Business owners in Oakland have called upon the police to do whatever they need to disband the Occupy camp, saying profits are plummeting and the reputation of the city is at stake.Silicon Valley Mercury News reports that Oakland Mayor Jean Quan has agreed the Occupy protest is hurting jobs and she’s asked protesters to work with the city to end the occupation peacefully.
Acknowledging merchants in the area are part of the 99 per cent, Occupy representatives said they mean no harm to local shopkeepers.
But business owners are done talking. “The encampment needs to go away,” said Deborah Boyer, president of the Lake Merritt Benefit District. “It’s become dangerous.”
Nohemi Duran, a worker at the Juice Joint Eatery near the Occupy encampment told the Mercury News, “People don’t want to come downtown.”

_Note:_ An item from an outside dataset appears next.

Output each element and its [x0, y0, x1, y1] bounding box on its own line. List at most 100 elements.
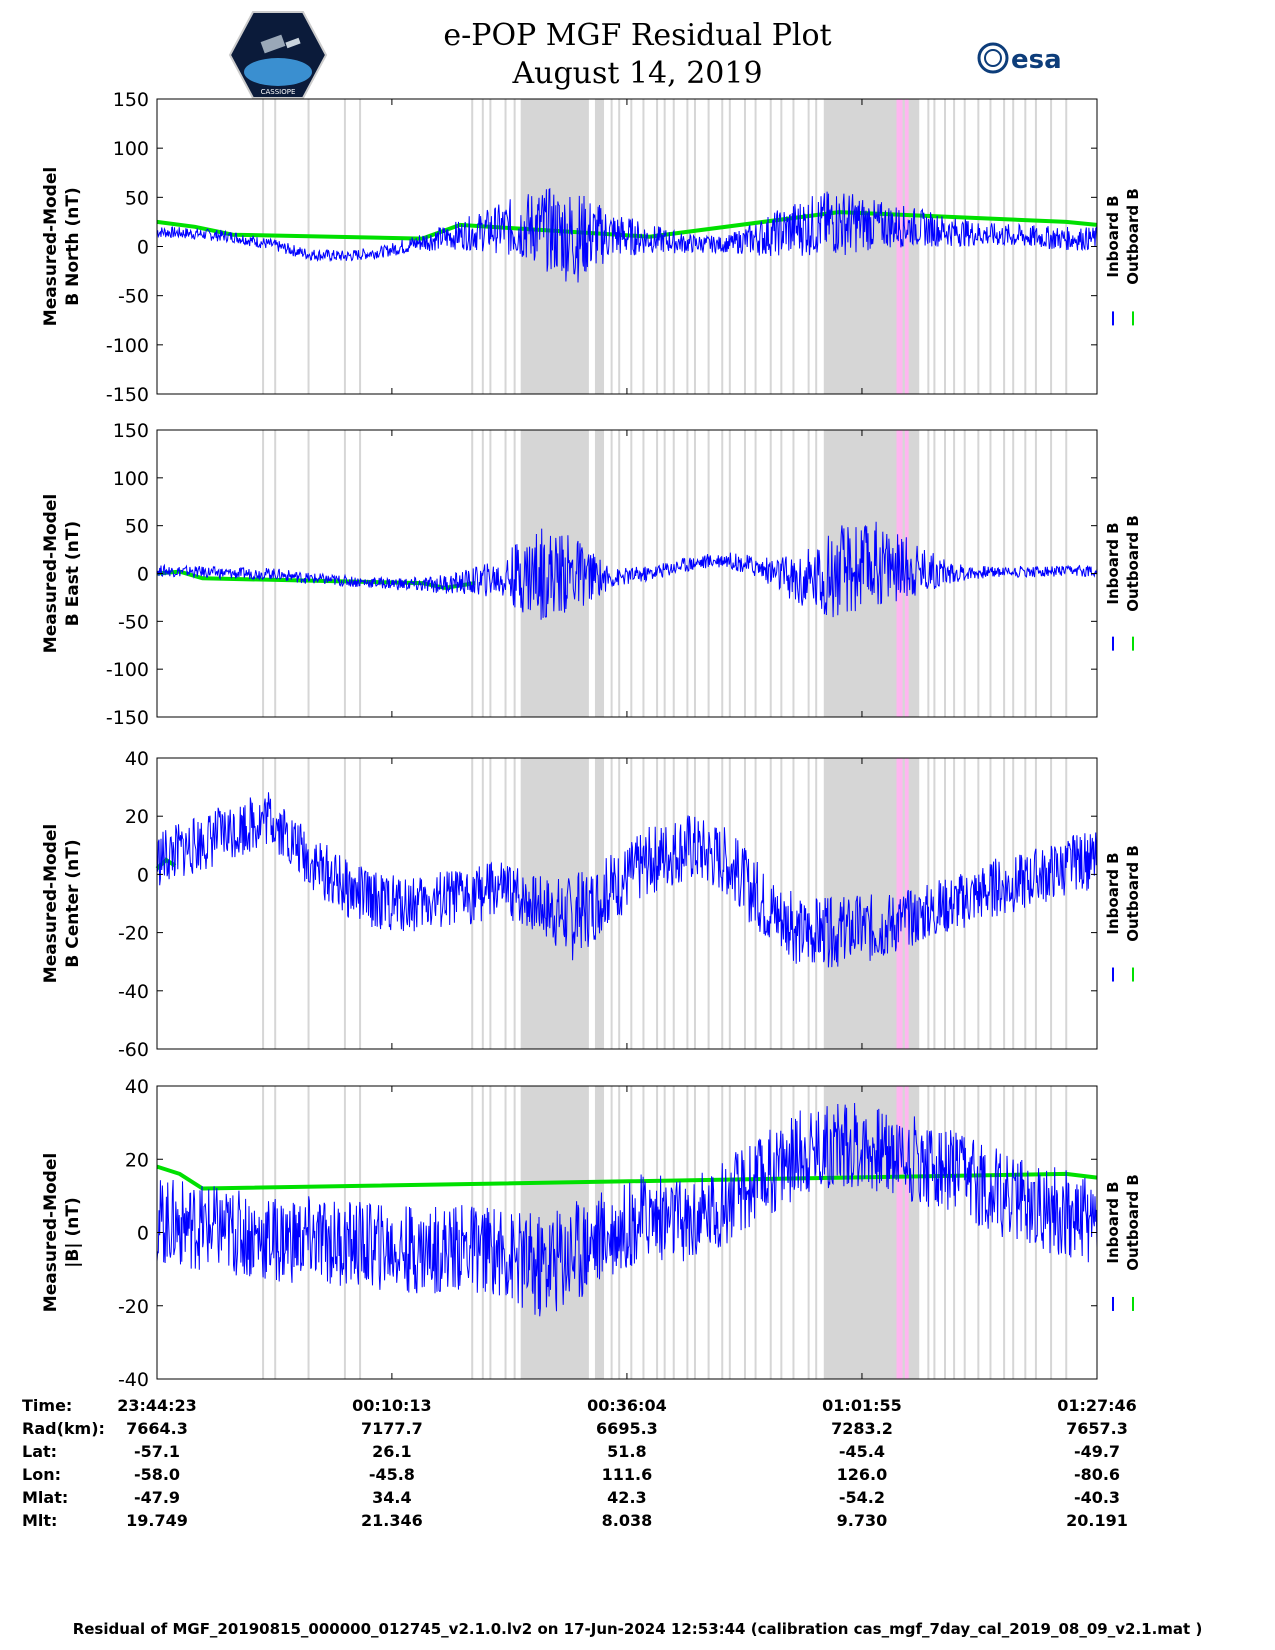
table-row-label: Lon: — [22, 1465, 61, 1484]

Retailers claim the protests have cut sales in half and scared possible tenants away from the area.
“Business is slow,” Mark Amarri, manager of The Plaza Cafe added. “Things were good before the protests began. Now it’s going to be hard to pay the rent.”
One local real estate firm claims that five companies they were working with to set up operations in the city have put their plans on hold or cancelled them altogether.
“This is making it harder to market downtown Oakland to potential tenants,” said William Nork, a senior vice president with Cornish & Carey. “Oakland is becoming a nationwide story. A lot of that story is not good.”